You really need to determine what your actual needs are in CFM. HP doesn't tell you what you need to know to buy a collector. Once you know what you need, you can make a better buying decision.
From contributor D:
30 HP - wow! Okay, I think I need to adjust my expectations a bit. We have 3 in the wood shop, but machining is only done maybe 2-3 days per week. The rest is sanding or assembly work. All solid, no MDF.
Good tip on starting with the CFM first. It only makes sense. Are cyclones all that necessary if the majority of dust collection is dealing with sanding dust? Too many years of reading Fine Woodworking has got me thinking that cyclones are the only way to go. However the majority of Torit and Belfab machines seem to be single stage.
From contributor A:
People have a misunderstanding of cyclones. They think they are supposed to separate the chips from the dust. They are designed to keep as much of the debris (fine dust included) away from the filtration. Clogged filters limit a system far more than large motors can overcome. My Oneida system barely gets any dust below the filter canister. The tech said that is ideal. I concur with the other posters. Find a good Torit cyclone (or the like) system at auction, Craigslist, or Ebay.
From contributor J:
Yup, cyclones are even more necessary for fine dust. Without a cyclone, the fine sanding dust quickly clogs filters and rapidly decreases the amount of suction you're getting from your collector.

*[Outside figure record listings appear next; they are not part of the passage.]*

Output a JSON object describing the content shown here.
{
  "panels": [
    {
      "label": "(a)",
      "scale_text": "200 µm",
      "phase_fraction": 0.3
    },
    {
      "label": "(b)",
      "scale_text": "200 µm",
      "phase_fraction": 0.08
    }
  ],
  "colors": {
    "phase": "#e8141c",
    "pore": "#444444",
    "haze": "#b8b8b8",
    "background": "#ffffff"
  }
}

Before I moved up from portable collectors to a single whole shop system, I experimented with a variety of different filter fabric bags and cartridges. I found nothing worked well on the drum sander. With the cyclone I run stock though all day without a problem, as almost all the dust goes directly into the collection bags, leaving the filters to breathe freely.
From contributor I:
We make a lot of fine dust from our 52" widebelt sander when we pre-sand flooring to 150 grit. We will run thousands of sq/ft days in a row. We shake our filter bags once a week and empty 6-10" of dust out of the bottoms of the bags maybe once a month. The rest comes out of the cyclone's air lock. I am so happy to not be empting drums, bags and filters every day like we used to when we had a four 55 gallon bag setup.